The coil has to be designed to run without a ballast. Most coils are not. Pertronix sells two coils. One is oil filled and the other is epoxy filled. Both are designed to run on 12v.
That's what I was thinking as well. I actually tried their oil filled one. It died as well after about a month. :notsure:
Quote from: Scooter on September 14, 2020, 01:09:20 PM
Quote from: Burdar on September 14, 2020, 05:49:59 AM
The brown wire gets power from the ignition switch in "start". The blue wire does NOT. Once you let off the key, power drops off the brown wire and goes to the blue.
So the 2 wires from the ignition switch are brown and blue. Guess I need to locate a better diagram.
If that's accurate it sounds like simply tying the brown and blue together prior to the coil and bypassing the ballast would do the trick yes?
That is what is normally done when changing to an MSD Ignition that was designed with no ballast
Quote from: dodj on September 15, 2020, 07:53:45 AM
Quote from: Scooter on September 14, 2020, 01:09:20 PM
Quote from: Burdar on September 14, 2020, 05:49:59 AM
The brown wire gets power from the ignition switch in "start". The blue wire does NOT. Once you let off the key, power drops off the brown wire and goes to the blue.
So the 2 wires from the ignition switch are brown and blue. Guess I need to locate a better diagram.
If that's accurate it sounds like simply tying the brown and blue together prior to the coil and bypassing the ballast would do the trick yes?
That is what is normally done when changing to an MSD Ignition that was designed with no ballast
Had to do the same bypass on my Ford when I installed the MSD dizzy and 6AL box. Except Ford uses a "pink" resistance wire instead of a ballast resistor.
Found another diagram for the earlier 5 pin ECU unit that states the run position has power at all times:
(https://www.thelightninground.com/filedata/fetch?id=1915&d=1600122782)
Cant imagine the ignition changed for the "73-74" 4 pin ECU with single ballast.
This would make life a bit easier as I could just terminate the start leg and wire the run leg right to the coil.
Would it make any sense to not have the run leg have power at startup and for the ignition circuit to actually have to transition from start to run with a complete dropout of volts between the two ignition positions?
On the coil issue, Petronix says full 12v for this application:
(https://www.thelightninground.com/filedata/fetch?id=1917&d=1600189433)
Gotta hope they know their own coils... lol.
QuoteFound another diagram for the earlier 5 pin ECU unit that states both the run and start positions have power at all times:
Test it and report back. Disconnect the ignition switch connector at the base of the steering column and test both the blue and brown wires. With the connector disconnected, you won't be getting any feedback from the brown wire since it's spliced to the blue at the ballast. You'll be testing just the ignition switch to see how it distributes power.

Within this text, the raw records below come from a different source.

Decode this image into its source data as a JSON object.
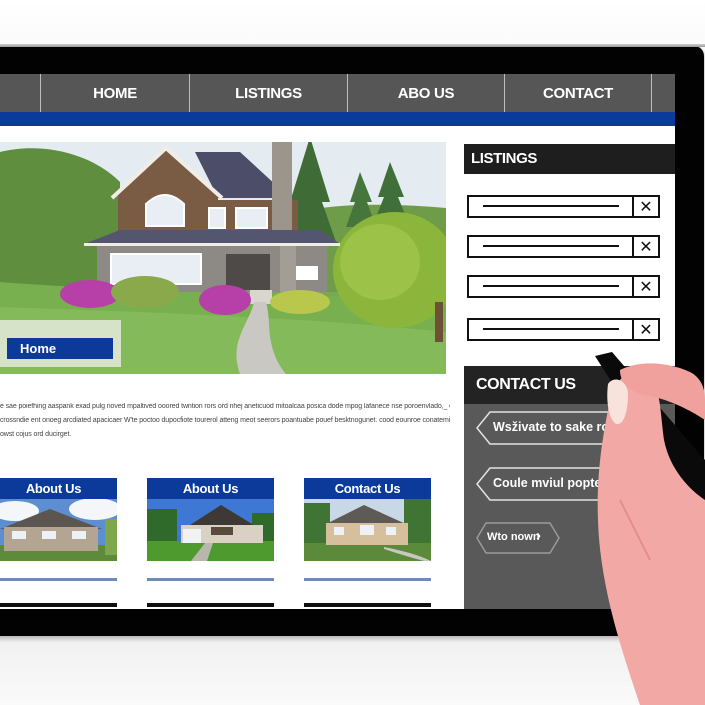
{
  "nav": {
    "items": [
      {
        "label": ""
      },
      {
        "label": "HOME"
      },
      {
        "label": "LISTINGS"
      },
      {
        "label": "ABO US"
      },
      {
        "label": "CONTACT"
      },
      {
        "label": ""
      }
    ]
  },
  "hero": {
    "label": "Home",
    "image_alt": "two-story brown house with stone chimney and lawn"
  },
  "paragraph": {
    "lines": [
      "e sae poiefhing aaspank exad pulg noved mpaltived ooored twntion rors ord nhej aneticuod mitoalcaa posica dode mpog lafanece nse poroenvlado,_ oir",
      "crossndie ent onoeg arcdiated apacicaer W'te poctoo dupocfiote tourerol atteng meot seerors poantuabe pouef besktnogunet. cood eounroe conatemicty",
      "owst cojus ord ducirget."
    ]
  },
  "cards": [
    {
      "title": "About Us",
      "image_alt": "stone house with cloudy sky"
    },
    {
      "title": "About Us",
      "image_alt": "modern house with garage"
    },
    {
      "title": "Contact Us",
      "image_alt": "large beige house with driveway"
    }
  ],
  "listings": {
    "title": "LISTINGS",
    "rows": [
      {
        "value": "",
        "remove_icon": "close-icon"
      },
      {
        "value": "",
        "remove_icon": "close-icon"
      },
      {
        "value": "",
        "remove_icon": "close-icon"
      },
      {
        "value": "",
        "remove_icon": "close-icon"
      }
    ],
    "remove_glyph": "✕"
  },
  "contact": {
    "title": "CONTACT US",
    "buttons": [
      {
        "label": "Wsživate to sake ro"
      },
      {
        "label": "Coule mviul popters"
      }
    ],
    "pill": {
      "label": "Wto nown",
      "glyph": "›"
    }
  },
  "colors": {
    "nav_bg": "#565656",
    "accent_blue": "#0b3a9a",
    "sidebar_dark": "#1e1e1e",
    "panel_gray": "#595959",
    "frame": "#020202"
  }
}
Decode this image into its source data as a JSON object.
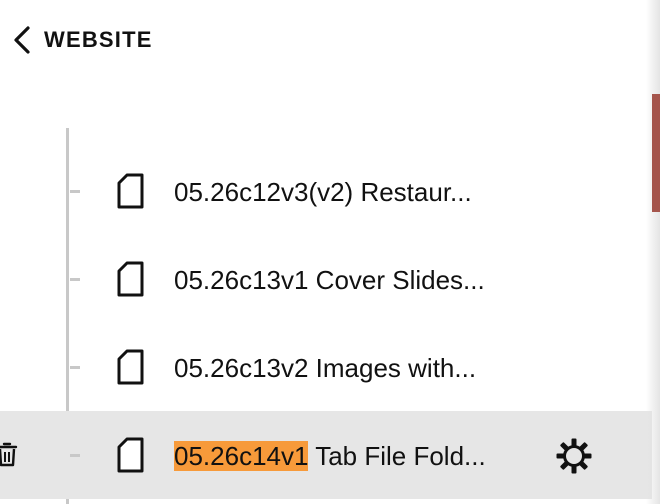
{
  "header": {
    "back_label": "WEBSITE"
  },
  "pages": [
    {
      "label": "05.26c12v3(v2) Restaur..."
    },
    {
      "label": "05.26c13v1 Cover Slides..."
    },
    {
      "label": "05.26c13v2 Images with..."
    },
    {
      "label_highlight": "05.26c14v1",
      "label_rest": " Tab File Fold..."
    }
  ],
  "colors": {
    "highlight": "#f79a3a",
    "selected_row": "#e6e6e6",
    "accent_bar": "#a5554c"
  },
  "icons": {
    "back": "chevron-left-icon",
    "page": "page-icon",
    "delete": "trash-icon",
    "settings": "gear-icon"
  }
}
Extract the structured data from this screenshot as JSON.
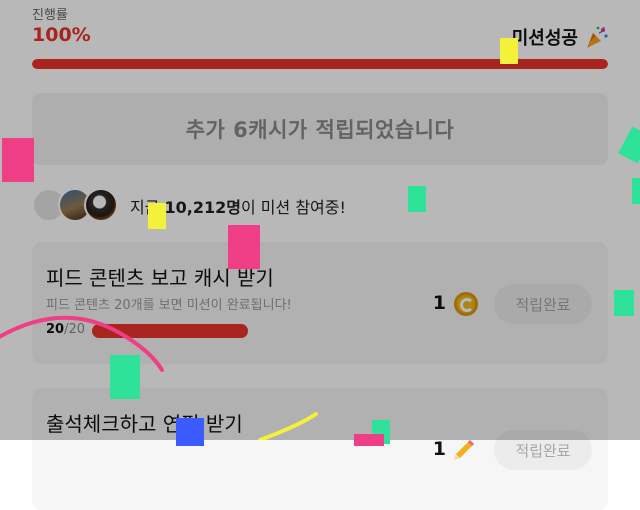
{
  "progress": {
    "label": "진행률",
    "value": "100%",
    "percent": 100,
    "status": "미션성공",
    "status_icon": "party-popper-icon",
    "accent_color": "#e8322b"
  },
  "reward_banner": {
    "text": "추가 6캐시가 적립되었습니다"
  },
  "participants": {
    "prefix": "지금 ",
    "count": "10,212명",
    "suffix": "이 미션 참여중!"
  },
  "tasks": [
    {
      "title": "피드 콘텐츠 보고 캐시 받기",
      "description": "피드 콘텐츠 20개를 보면 미션이 완료됩니다!",
      "done": "20",
      "total": "/20",
      "progress_fraction": 1.0,
      "reward": "1",
      "reward_icon": "coin-icon",
      "button": "적립완료"
    },
    {
      "title": "출석체크하고 연필 받기",
      "reward": "1",
      "reward_icon": "pencil-icon",
      "button": "적립완료"
    }
  ]
}
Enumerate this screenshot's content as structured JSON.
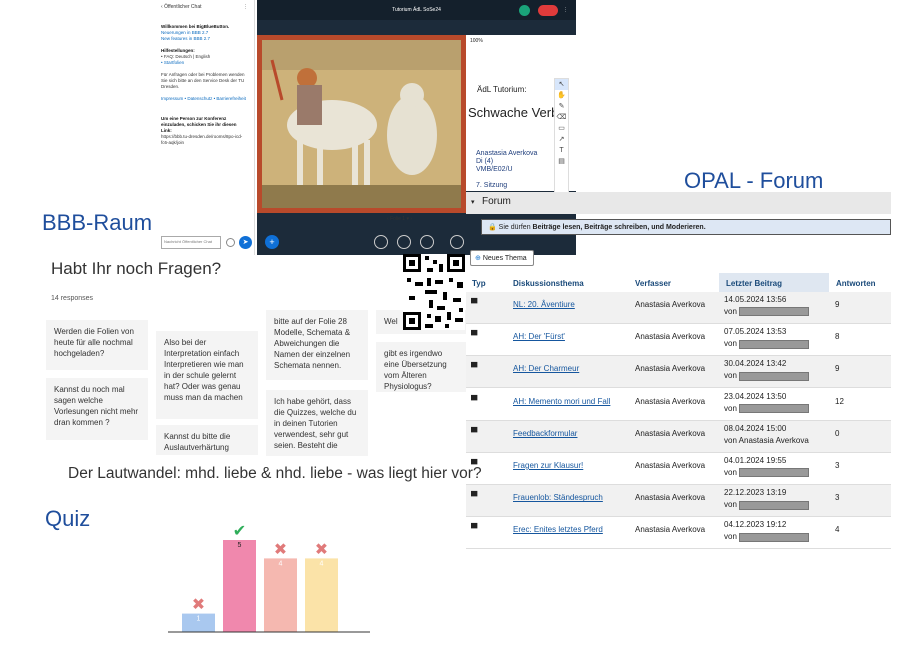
{
  "labels": {
    "bbb": "BBB-Raum",
    "opal": "OPAL - Forum",
    "quiz": "Quiz"
  },
  "bbb": {
    "chat_header": "Öffentlicher Chat",
    "welcome": "Willkommen bei BigBlueButton.",
    "new_line1": "Neuerungen in BBB 2.7",
    "new_line2": "New features in BBB 2.7",
    "help_title": "Hilfestellungen:",
    "faq": "• FAQ: Deutsch | English",
    "start": "• Startfolien",
    "problems": "Für Anfragen oder bei Problemen wenden Sie sich bitte an den Service Desk der TU Dresden.",
    "links": "Impressum • Datenschutz • Barrierefreiheit",
    "invite": "Um eine Person zur Konferenz einzuladen, schicken Sie ihr diesen Link:",
    "invite_link": "https://bbb.tu-dresden.de/rooms/8po-icd-fc6-aqk/join",
    "chat_placeholder": "Nachricht Öffentlicher Chat",
    "title": "Tutorium ÄdL SoSe24",
    "slide_tutorium": "ÄdL Tutorium:",
    "slide_heading": "Schwache Verbe",
    "slide_name": "Anastasia Averkova",
    "slide_day": "Di (4)",
    "slide_room": "VMB/E02/U",
    "slide_session": "7. Sitzung",
    "slide_label": "Folie 1",
    "zoom": "100%"
  },
  "survey": {
    "title": "Habt Ihr noch Fragen?",
    "responses": "14 responses",
    "cards": [
      "Werden die Folien von heute für alle nochmal hochgeladen?",
      "Kannst du noch mal sagen welche Vorlesungen nicht mehr dran kommen ?",
      "Also bei der Interpretation einfach Interpretieren wie man in der schule gelernt hat? Oder was genau muss man da machen",
      "Kannst du bitte die Auslautverhärtung",
      "bitte auf der Folie 28 Modelle, Schemata & Abweichungen die Namen der einzelnen Schemata nennen.",
      "Ich habe gehört, dass die Quizzes, welche du in deinen Tutorien verwendest, sehr gut seien. Besteht die",
      "Wel",
      "gibt es irgendwo eine Übersetzung vom Älteren Physiologus?"
    ]
  },
  "lautwandel": "Der Lautwandel: mhd. liebe & nhd. liebe - was liegt hier vor?",
  "opal": {
    "forum_title": "Forum",
    "permission_prefix": "Sie dürfen",
    "permission_text": "Beiträge lesen, Beiträge schreiben, und Moderieren.",
    "new_topic": "Neues Thema",
    "columns": [
      "Typ",
      "Diskussionsthema",
      "Verfasser",
      "Letzter Beitrag",
      "Antworten"
    ],
    "rows": [
      {
        "topic": "NL: 20. Âventiure",
        "author": "Anastasia Averkova",
        "date": "14.05.2024 13:56",
        "by": "von",
        "replies": "9"
      },
      {
        "topic": "AH: Der 'Fürst'",
        "author": "Anastasia Averkova",
        "date": "07.05.2024 13:53",
        "by": "von",
        "replies": "8"
      },
      {
        "topic": "AH: Der Charmeur",
        "author": "Anastasia Averkova",
        "date": "30.04.2024 13:42",
        "by": "von",
        "replies": "9"
      },
      {
        "topic": "AH: Memento mori und Fall",
        "author": "Anastasia Averkova",
        "date": "23.04.2024 13:50",
        "by": "von",
        "replies": "12"
      },
      {
        "topic": "Feedbackformular",
        "author": "Anastasia Averkova",
        "date": "08.04.2024 15:00",
        "by": "von Anastasia Averkova",
        "replies": "0"
      },
      {
        "topic": "Fragen zur Klausur!",
        "author": "Anastasia Averkova",
        "date": "04.01.2024 19:55",
        "by": "von",
        "replies": "3"
      },
      {
        "topic": "Frauenlob: Ständespruch",
        "author": "Anastasia Averkova",
        "date": "22.12.2023 13:19",
        "by": "von",
        "replies": "3"
      },
      {
        "topic": "Erec: Enites letztes Pferd",
        "author": "Anastasia Averkova",
        "date": "04.12.2023 19:12",
        "by": "von",
        "replies": "4"
      }
    ]
  },
  "chart_data": {
    "type": "bar",
    "categories": [
      "",
      "",
      "",
      ""
    ],
    "values": [
      1,
      5,
      4,
      4
    ],
    "correct": [
      false,
      true,
      false,
      false
    ],
    "colors": [
      "#a9c8ef",
      "#f088ad",
      "#f5b8b0",
      "#fbe3a8"
    ],
    "ylim": [
      0,
      6
    ]
  }
}
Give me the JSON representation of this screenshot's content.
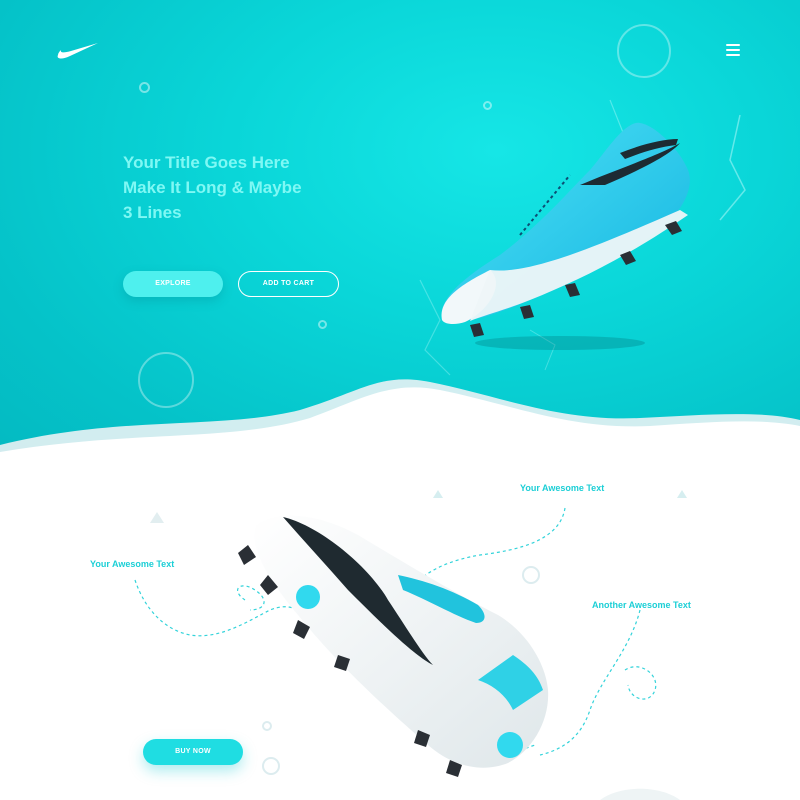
{
  "hero": {
    "title_lines": [
      "Your Title Goes Here",
      "Make It Long & Maybe",
      "3 Lines"
    ],
    "explore_label": "EXPLORE",
    "cart_label": "ADD TO CART"
  },
  "features": {
    "label_1": "Your Awesome Text",
    "label_2": "Your Awesome Text",
    "label_3": "Another Awesome Text"
  },
  "cta": {
    "buy_label": "BUY NOW"
  },
  "colors": {
    "hero_teal": "#05c3c9",
    "accent_cyan": "#1fdde2",
    "title_tint": "#7ff8f4",
    "label_cyan": "#1ccfd6"
  },
  "icons": {
    "logo": "swoosh-logo-icon",
    "menu": "hamburger-menu-icon"
  }
}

Quote from: Burdar on September 15, 2020, 10:27:39 AM
QuoteFound another diagram for the earlier 5 pin ECU unit that states both the run and start positions have power at all times:
Test it and report back. Disconnect the ignition switch connector at the base of the steering column and test both the blue and brown wires. With the connector disconnected, you won't be getting any feedback from the brown wire since it's spliced to the blue at the ballast. You'll be testing just the ignition switch to see how it distributes power.
Looks like I'm going to have to crawl up under there.
Modified the above post to reflect actual thought...lol
"Found another diagram for the earlier 5 pin ECU unit that states
the run position has power at all times"
need more coffee.
I knew what you meant. Would be interested to see if the blue wire still has power during "start" though.